Nobel Peace Prize-winning Archbishop Desmond Tutu dies aged 90

Nobel Peace Prize-winning Archbishop Desmond Tutu dies aged 90

Archbishop Desmond Tutu, a Nobel Peace Prize laureate who helped end apartheid in South Africa, has died at the age of 90.

South Africa's President Cyril Ramaphosa announced his death in a statement to the media early Sunday.
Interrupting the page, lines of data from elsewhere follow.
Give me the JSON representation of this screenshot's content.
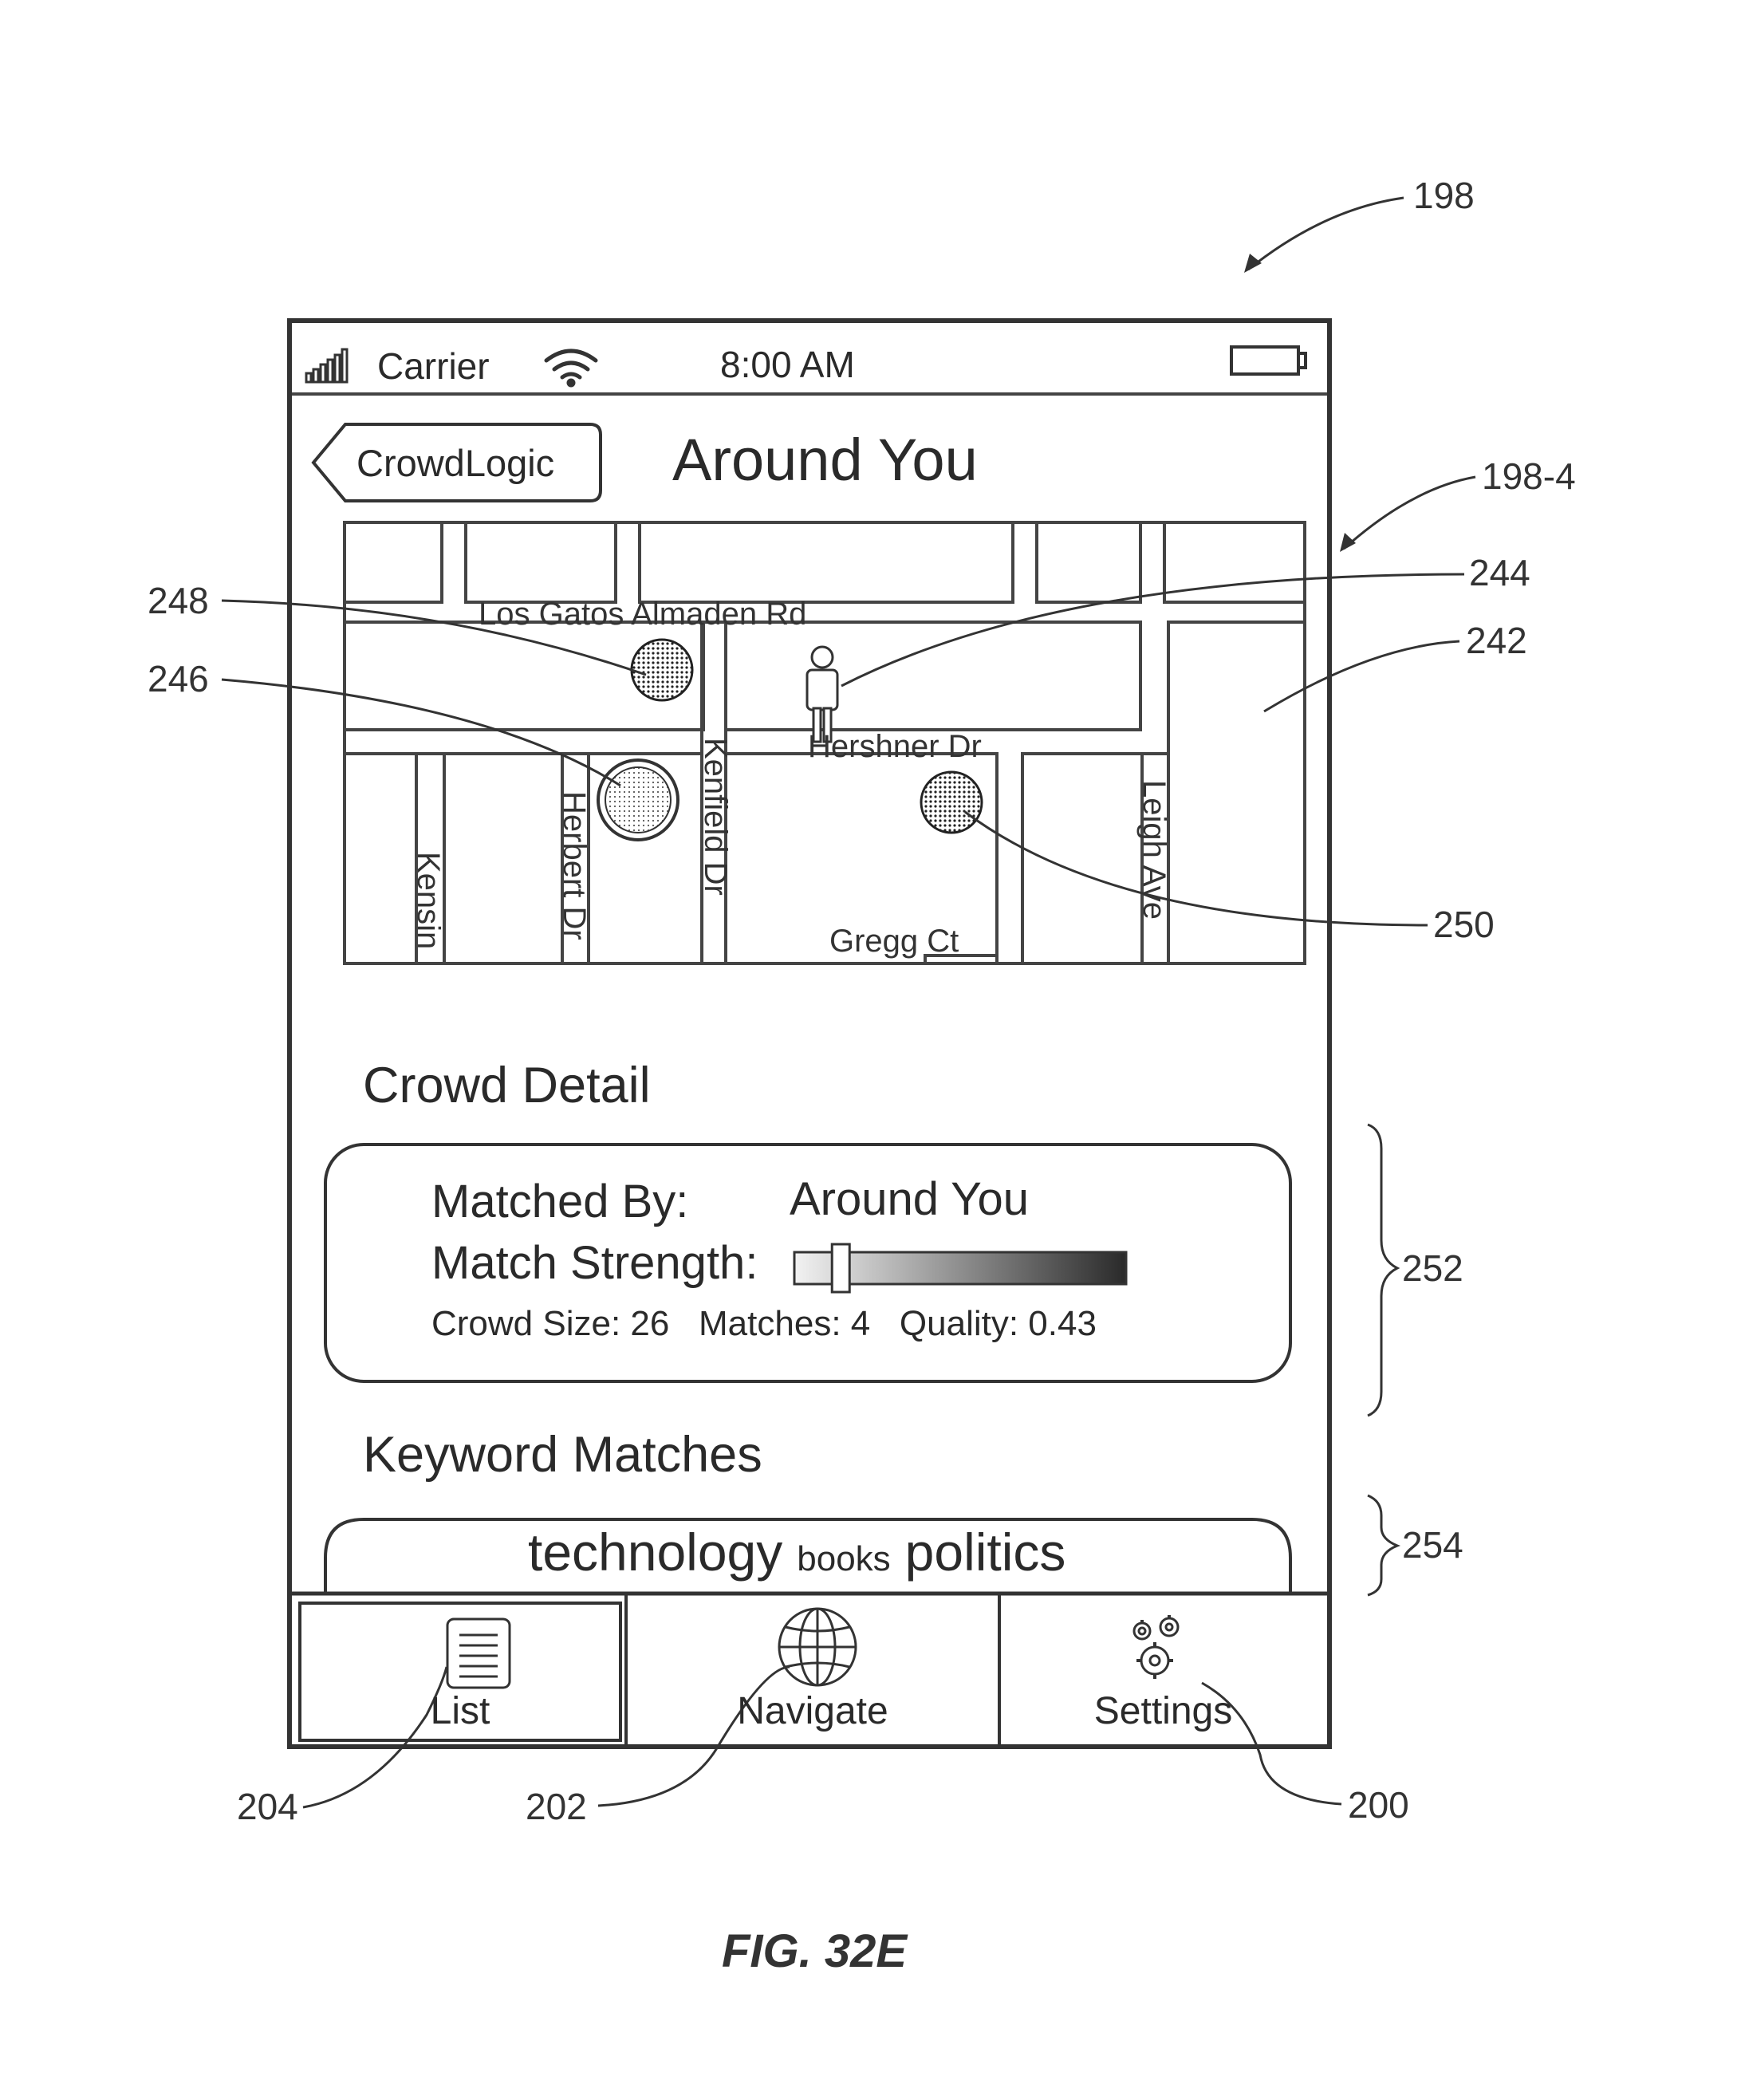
{
  "status_bar": {
    "carrier": "Carrier",
    "time": "8:00 AM"
  },
  "nav_bar": {
    "back_label": "CrowdLogic",
    "title": "Around You"
  },
  "map": {
    "streets": {
      "los_gatos": "Los Gatos Almaden Rd",
      "hershner": "Hershner Dr",
      "kenfield": "Kenfield Dr",
      "herbert": "Herbert Dr",
      "kensin": "Kensin",
      "leigh": "Leigh Ave",
      "gregg": "Gregg Ct"
    }
  },
  "crowd_detail": {
    "heading": "Crowd Detail",
    "matched_by_label": "Matched By:",
    "matched_by_value": "Around You",
    "match_strength_label": "Match Strength:",
    "match_strength_level": 0.14,
    "stats_line": "Crowd Size: 26   Matches: 4   Quality: 0.43"
  },
  "keyword_matches": {
    "heading": "Keyword Matches",
    "keywords": [
      "technology",
      "books",
      "politics"
    ]
  },
  "tab_bar": {
    "tabs": [
      {
        "label": "List",
        "icon": "list-icon"
      },
      {
        "label": "Navigate",
        "icon": "globe-icon"
      },
      {
        "label": "Settings",
        "icon": "gears-icon"
      }
    ]
  },
  "reference_numerals": {
    "r198": "198",
    "r198_4": "198-4",
    "r244": "244",
    "r242": "242",
    "r248": "248",
    "r246": "246",
    "r250": "250",
    "r252": "252",
    "r254": "254",
    "r204": "204",
    "r202": "202",
    "r200": "200"
  },
  "figure_caption": "FIG. 32E"
}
“President Ramaphosa expresses his heartfelt condolences to MAM Leah Tutu, the Tutu family, the board and staff of the Desmond and Leah Tutu Legacy Foundation, the Elders and Nobel Laureate Group, and the friends, comrades and associates nationally and globally of the iconic spiritual leader, anti-apartheid activist and global human rights campaigner.”

"Archbishop Emeritus Desmond Tutu's passing is another chapter of bereavement in our nation's farewell to a generation of outstanding South Africans who have bequeathed us a liberated SA," Ramaphosa continued.

“Desmond Tutu was a patriot without equal; a leader of principle and pragmatism who gave meaning to the biblical insight that faith without works is dead."

Tutu was diagnosed with prostate cancer in the late 1990s, and he has been hospitalized several times in the last few years for infections related to his cancer treatment.

Tutu was awarded the Nobel Peace Prize in 1984 for his nonviolent resistance to apartheid.

He saw the regime come to an end a decade later, and he chaired a Truth and Reconciliation Commission tasked with uncovering atrocities committed during those dark days.